Das OFAC verhängte außerdem Sanktionen gegen First VPN Service (1VPNS) und dessen Administrator Dmytro Rashevskyi. Der Dienst ermöglichte es Kriminellen Berichten zufolge, ihren Internetverkehr und ihren tatsächlichen Standort zu verschleiern. Er war seit 2014 aktiv und bewarb seine Dienste in Foren für Cyberkriminelle mit dem Versprechen, keine Protokolle zu speichern und nicht mit den Strafverfolgungsbehörden zu kooperieren.
Den Ermittlern gelang es, Wallet-Adressen sowohl mit der Plattform als auch mit deren Administrator über acht Blockchains hinweg in Verbindung zu bringen, darunter Bitcoin, Zcash, Dogecoin, Ethereum, Litecoin, Dash, TRONund Solana. Europäische Behörden schalteten die Website 1VPNS im Mai 2026 mit Unterstützung des FBI-Büros in Boston ab.

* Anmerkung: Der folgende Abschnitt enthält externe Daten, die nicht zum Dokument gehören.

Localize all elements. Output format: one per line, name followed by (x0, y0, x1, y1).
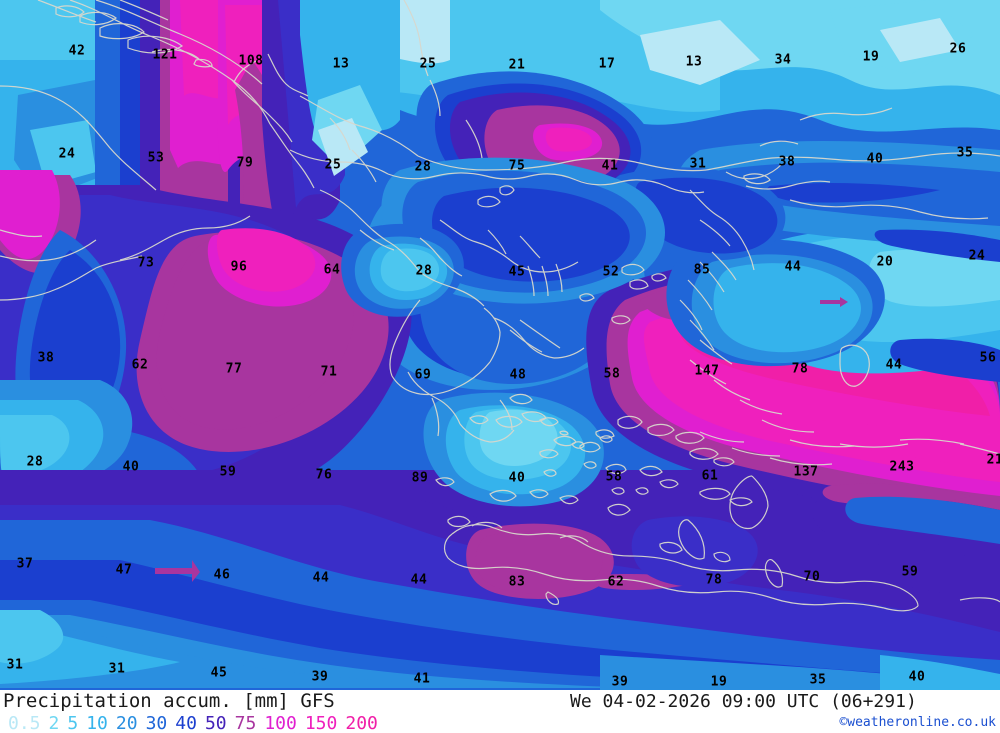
map-value-label: 26 (949, 41, 967, 57)
scale-step-50[interactable]: 50 (204, 713, 227, 733)
color-scale-legend[interactable]: 0.5 2 5 10 20 30 40 50 75 100 150 200 (8, 713, 386, 733)
map-value-label: 31 (689, 156, 707, 172)
map-value-label: 19 (710, 674, 728, 690)
scale-step-30[interactable]: 30 (145, 713, 168, 733)
map-value-label: 25 (419, 56, 437, 72)
map-value-label: 28 (26, 454, 44, 470)
map-value-label: 31 (6, 657, 24, 673)
map-value-label: 75 (508, 158, 526, 174)
map-value-label: 56 (979, 350, 997, 366)
map-value-label: 73 (137, 255, 155, 271)
map-value-label: 44 (410, 572, 428, 588)
map-value-label: 78 (791, 361, 809, 377)
map-value-label: 39 (311, 669, 329, 685)
map-value-label: 53 (147, 150, 165, 166)
model-run-timestamp: We 04-02-2026 09:00 UTC (06+291) (570, 691, 917, 712)
map-value-label: 61 (701, 468, 719, 484)
map-value-label: 13 (685, 54, 703, 70)
map-value-label: 59 (219, 464, 237, 480)
map-footer: Precipitation accum. [mm] GFS We 04-02-2… (0, 690, 1000, 733)
map-title: Precipitation accum. [mm] GFS (3, 690, 335, 712)
map-value-label: 45 (508, 264, 526, 280)
map-value-label: 40 (508, 470, 526, 486)
map-value-label: 77 (225, 361, 243, 377)
map-value-label: 58 (603, 366, 621, 382)
map-value-label: 52 (602, 264, 620, 280)
map-value-label: 38 (37, 350, 55, 366)
map-value-label: 78 (705, 572, 723, 588)
map-value-label: 64 (323, 262, 341, 278)
map-value-label: 89 (411, 470, 429, 486)
map-value-label: 45 (210, 665, 228, 681)
map-value-label: 58 (605, 469, 623, 485)
scale-step-200[interactable]: 200 (345, 713, 378, 733)
map-value-label: 79 (236, 155, 254, 171)
map-value-label: 40 (122, 459, 140, 475)
map-value-label: 19 (862, 49, 880, 65)
scale-step-10[interactable]: 10 (86, 713, 108, 733)
map-value-label: 35 (809, 672, 827, 688)
map-value-label: 25 (324, 157, 342, 173)
map-value-label: 70 (803, 569, 821, 585)
map-value-label: 44 (784, 259, 802, 275)
map-value-label: 24 (968, 248, 986, 264)
copyright-credit: ©weatheronline.co.uk (839, 715, 996, 730)
map-value-label: 41 (413, 671, 431, 687)
map-value-label: 147 (694, 363, 720, 379)
map-raster (0, 0, 1000, 690)
map-value-label: 108 (238, 53, 264, 69)
map-value-label: 96 (230, 259, 248, 275)
map-value-label: 20 (876, 254, 894, 270)
map-value-label: 76 (315, 467, 333, 483)
map-value-label: 41 (601, 158, 619, 174)
map-value-label: 85 (693, 262, 711, 278)
map-value-label: 71 (320, 364, 338, 380)
map-value-label: 31 (108, 661, 126, 677)
map-value-label: 21 (508, 57, 526, 73)
map-value-label: 38 (778, 154, 796, 170)
map-value-label: 243 (889, 459, 915, 475)
map-value-label: 47 (115, 562, 133, 578)
map-value-label: 37 (16, 556, 34, 572)
map-value-label: 59 (901, 564, 919, 580)
map-value-label: 34 (774, 52, 792, 68)
map-value-label: 40 (866, 151, 884, 167)
scale-step-40[interactable]: 40 (175, 713, 197, 733)
map-value-label: 28 (414, 159, 432, 175)
map-value-label: 62 (131, 357, 149, 373)
map-value-label: 35 (956, 145, 974, 161)
map-value-label: 44 (312, 570, 330, 586)
map-value-label: 17 (598, 56, 616, 72)
map-value-label: 121 (152, 47, 178, 63)
map-value-label: 44 (885, 357, 903, 373)
scale-step-2[interactable]: 2 (48, 713, 60, 733)
map-value-label: 48 (509, 367, 527, 383)
map-value-label: 21 (986, 452, 1000, 468)
scale-step-5[interactable]: 5 (67, 713, 79, 733)
map-value-label: 137 (793, 464, 819, 480)
map-value-label: 24 (58, 146, 76, 162)
precipitation-map[interactable]: 42 121 108 13 25 21 17 13 34 19 26 24 53 79 25 28 75 41 31… (0, 0, 1000, 690)
map-value-label: 69 (414, 367, 432, 383)
map-value-label: 28 (415, 263, 433, 279)
map-value-label: 46 (213, 567, 231, 583)
map-value-label: 83 (508, 574, 526, 590)
map-value-label: 62 (607, 574, 625, 590)
map-value-label: 39 (611, 674, 629, 690)
scale-step-0.5[interactable]: 0.5 (8, 713, 41, 733)
map-value-label: 13 (332, 56, 350, 72)
scale-step-100[interactable]: 100 (264, 713, 297, 733)
scale-step-75[interactable]: 75 (234, 713, 257, 733)
scale-step-20[interactable]: 20 (115, 713, 138, 733)
map-value-label: 40 (908, 669, 926, 685)
scale-step-150[interactable]: 150 (304, 713, 338, 733)
map-value-label: 42 (68, 43, 86, 59)
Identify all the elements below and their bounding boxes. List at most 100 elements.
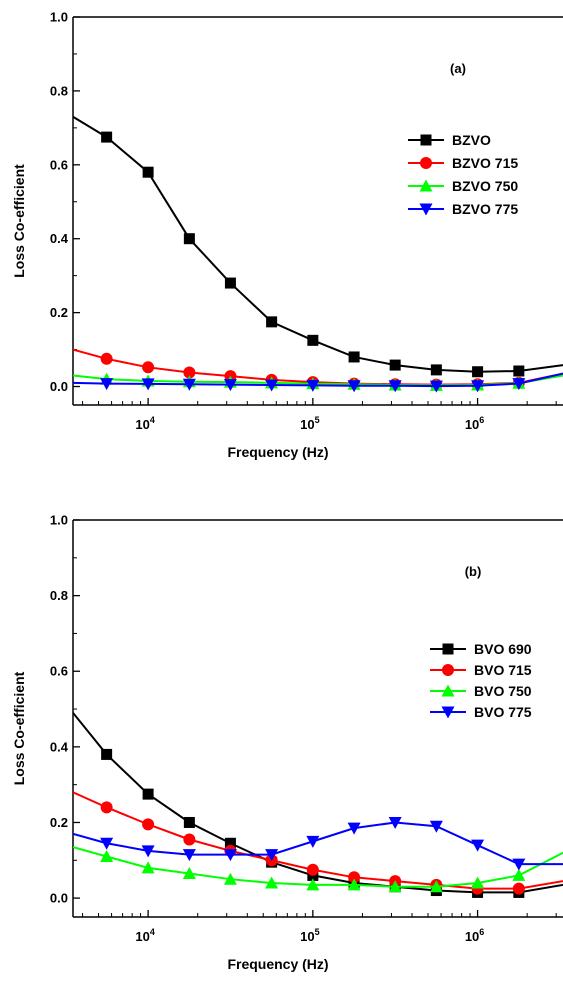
data-point [183, 833, 196, 846]
data-point [265, 379, 279, 392]
x-tick-label: 104 [135, 415, 154, 432]
data-point [512, 378, 526, 391]
data-point [430, 364, 442, 376]
data-point [348, 871, 361, 884]
data-point [306, 835, 320, 848]
chart-panel-1: 0.0 0.2 0.4 0.6 0.8 1.0 104 105 106 Frequency (Hz… [11, 10, 563, 460]
data-point [100, 352, 113, 365]
legend-marker [441, 706, 455, 719]
panel-label: (b) [465, 564, 482, 579]
legend-marker [419, 179, 433, 192]
data-point [224, 277, 236, 289]
data-point [223, 872, 237, 885]
y-axis-label: Loss Co-efficient [11, 671, 27, 785]
data-point [389, 359, 401, 371]
data-point [142, 818, 155, 831]
data-point [512, 868, 526, 881]
plot-area [73, 115, 563, 393]
data-point [348, 351, 360, 363]
legend-label: BVO 750 [474, 683, 532, 699]
data-point [388, 816, 402, 829]
x-axis-label: Frequency (Hz) [227, 444, 328, 460]
legend-label: BZVO 775 [452, 201, 518, 217]
data-point [141, 378, 155, 391]
legend-marker [442, 643, 454, 655]
data-point [429, 820, 443, 833]
legend: BZVO BZVO 715 BZVO 750 BZVO 775 [408, 132, 518, 217]
data-point [472, 366, 484, 378]
series-1 [73, 115, 563, 378]
data-point [142, 788, 154, 800]
legend-marker [420, 157, 432, 169]
data-point [513, 365, 525, 377]
legend-label: BZVO 715 [452, 155, 518, 171]
data-point [471, 380, 485, 393]
y-tick-label: 0.8 [50, 588, 68, 603]
data-point [141, 845, 155, 858]
data-point [512, 858, 526, 871]
x-tick-label: 106 [465, 415, 484, 432]
data-point [182, 867, 196, 880]
data-point [100, 837, 114, 850]
panel-label: (a) [450, 61, 466, 76]
x-tick-label: 106 [465, 927, 484, 944]
legend-marker [419, 203, 433, 216]
data-point [100, 850, 114, 863]
legend-label: BVO 690 [474, 641, 532, 657]
y-tick-label: 0.0 [50, 379, 68, 394]
data-point [182, 849, 196, 862]
data-point [388, 880, 402, 893]
data-point [429, 380, 443, 393]
data-point [429, 880, 443, 893]
data-point [307, 334, 319, 346]
data-point [183, 233, 195, 245]
data-point [141, 861, 155, 874]
legend-label: BVO 715 [474, 662, 532, 678]
data-point [306, 878, 320, 891]
data-point [183, 816, 195, 828]
x-axis-label: Frequency (Hz) [227, 956, 328, 972]
series-4 [73, 816, 563, 871]
y-tick-label: 0.2 [50, 305, 68, 320]
data-point [347, 380, 361, 393]
y-tick-label: 1.0 [50, 513, 68, 528]
legend-marker [420, 134, 432, 146]
series-3 [73, 846, 563, 893]
data-point [306, 379, 320, 392]
data-point [100, 801, 113, 814]
series-4 [73, 372, 563, 393]
data-point [182, 378, 196, 391]
data-point [471, 876, 485, 889]
data-point [266, 316, 278, 328]
x-tick-label: 105 [300, 415, 319, 432]
data-point [265, 876, 279, 889]
y-tick-label: 0.6 [50, 157, 68, 172]
y-tick-label: 0.0 [50, 891, 68, 906]
y-tick-label: 0.6 [50, 664, 68, 679]
data-point [347, 878, 361, 891]
y-tick-label: 1.0 [50, 10, 68, 25]
legend: BVO 690 BVO 715 BVO 750 BVO 775 [430, 641, 532, 720]
y-tick-label: 0.8 [50, 83, 68, 98]
legend-label: BZVO [452, 132, 491, 148]
x-tick-label: 105 [300, 927, 319, 944]
data-point [512, 882, 525, 895]
data-point [142, 361, 155, 374]
y-tick-label: 0.2 [50, 815, 68, 830]
legend-label: BZVO 750 [452, 178, 518, 194]
data-point [265, 849, 279, 862]
y-tick-label: 0.4 [50, 739, 69, 754]
data-point [347, 822, 361, 835]
data-point [101, 131, 113, 143]
data-point [388, 380, 402, 393]
data-point [306, 863, 319, 876]
data-point [101, 748, 113, 760]
legend-label: BVO 775 [474, 704, 532, 720]
data-point [223, 379, 237, 392]
x-tick-label: 104 [135, 927, 154, 944]
y-axis-label: Loss Co-efficient [11, 164, 27, 278]
data-point [142, 166, 154, 178]
data-point [100, 378, 114, 391]
data-point [183, 366, 196, 379]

Die EU verhängte außerdem Sanktionen gegen die Entwickler des LummaC2-Infostealers, Maksim Voronin und Maksim Gordienko, deren Plattform in den Jahren 2024 und 2025 zu den weltweit am häufigsten verwendeten Infostealern zählte, bevor im Mai 2025 eine vom US-Justizministerium, Europol und dem japanischen Cybercrime Control Center geleitete Aktion zur Abschaltung der Plattform begann.
Weitere Namen, die auf der Sanktionsliste landeten, sind der Kryptor-Anbieter Yevgeniy Silayev, Media Land LLC, die Einheit 29155 des russischen GRU sowie die prorussischen Hacktivistengruppen CARR und Z-Pentest.